On n’a jamais réduit la vie chrétienne à un corset étouffant d’obligations, qui laisserait l’âme en proie à une tension exaspérée ; elle s’adapte aux circonstances individuelles comme un gant à la main, et elle demande que, par la prière et la mortification, nous ne perdions jamais l’objectif surnaturel dans l’accomplissement de nos tâches habituelles, grandes et petites. Pensez que Dieu aime passionnément ses créatures ; comment l’âne pourra-t-il travailler si on ne lui donne rien à manger, s’il n’a pas le temps de reprendre des forces ou si l’on affaiblit sa vigueur par des coups excessifs ? Ton corps est comme un âne — Dieu a eu un âne pour trône à Jérusalem — qui te porte sur son dos par les sentiers divins de la terre : il faut s’en rendre maître pour qu’il ne s’éloigne pas de la voie de Dieu et l’encourager afin que son trot soit aussi joyeux et fougueux qu’on peut l’attendre de la part d’un âne.
Est-ce que tu tâches déjà de prendre des résolutions sincères ? Demande au Seigneur de t’aider à te fatiguer par amour pour Lui ; à mettre en tout, et avec naturel, le parfum purificateur de la mortification ; à te dépenser à son service, sans ostentation, en silence, tout comme se consume la veilleuse qui brille près du tabernacle. Et pour le cas où tu ne saurais pas maintenant comment répondre de façon concrète aux requêtes divines qui frappent ton cœur, écoute-moi bien.
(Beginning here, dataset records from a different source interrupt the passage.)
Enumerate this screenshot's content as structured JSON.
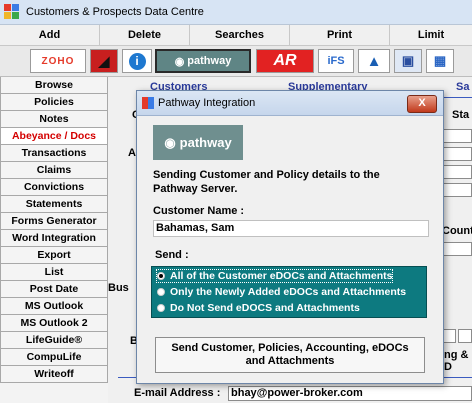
{
  "window": {
    "title": "Customers & Prospects Data Centre"
  },
  "menu": [
    "Add",
    "Delete",
    "Searches",
    "Print",
    "Limit"
  ],
  "toolbar": {
    "zoho": "ZOHO",
    "pathway": "pathway",
    "ar": "AR",
    "ifs": "iFS"
  },
  "sidebar": [
    "Browse",
    "Policies",
    "Notes",
    "Abeyance / Docs",
    "Transactions",
    "Claims",
    "Convictions",
    "Statements",
    "Forms Generator",
    "Word Integration",
    "Export",
    "List",
    "Post Date",
    "MS Outlook",
    "MS Outlook 2",
    "LifeGuide®",
    "CompuLife",
    "Writeoff"
  ],
  "tabs": {
    "customers": "Customers",
    "supplementary": "Supplementary",
    "sa": "Sa"
  },
  "background_fragments": {
    "c": "C",
    "sta": "Sta",
    "a": "A",
    "countr": "Countr",
    "bus": "Bus",
    "b": "B",
    "ng": "ng & D"
  },
  "email": {
    "label": "E-mail Address :",
    "value": "bhay@power-broker.com"
  },
  "dialog": {
    "title": "Pathway Integration",
    "close_label": "X",
    "logo_text": "pathway",
    "description_line1": "Sending Customer and Policy details to the",
    "description_line2": "Pathway Server.",
    "customer_name_label": "Customer Name :",
    "customer_name_value": "Bahamas, Sam",
    "send_label": "Send :",
    "options": [
      "All of the Customer eDOCs and Attachments",
      "Only the Newly Added eDOCs and Attachments",
      "Do Not Send eDOCS and Attachments"
    ],
    "selected_option": 0,
    "send_button_line1": "Send Customer, Policies, Accounting, eDOCs",
    "send_button_line2": "and Attachments"
  }
}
La pénitence, c’est l’accomplissement exact de l’horaire que tu t’es fixé, même si ton corps oppose de la résistance ou si ton esprit prétend s’évader dans des rêveries chimériques. La pénitence, c’est se lever à l’heure. Et aussi ne pas remettre à plus tard, sans motif valable, une tâche qui est pour toi plus difficile ou coûteuse que d’autres.
La pénitence consiste à savoir concilier tes obligations envers Dieu, envers les autres et envers toi-même, en te montrant exigeant envers toi-même pour trouver du temps pour chaque chose. Tu es pénitent lorsque tu te plies amoureusement à ton plan de prière, même si tu es épuisé, sans envie ou froid.
La pénitence, c’est traiter toujours les autres avec la plus grande charité, en commençant par ton entourage. C’est apporter la plus grande délicatesse à t’occuper de ceux qui souffrent, des malades, de ceux qui traversent une épreuve. C’est répondre avec patience aux raseurs et aux importuns. C’est interrompre ou modifier nos plans lorsque les circonstances, les intérêts bons et justes des autres, surtout, le requièrent.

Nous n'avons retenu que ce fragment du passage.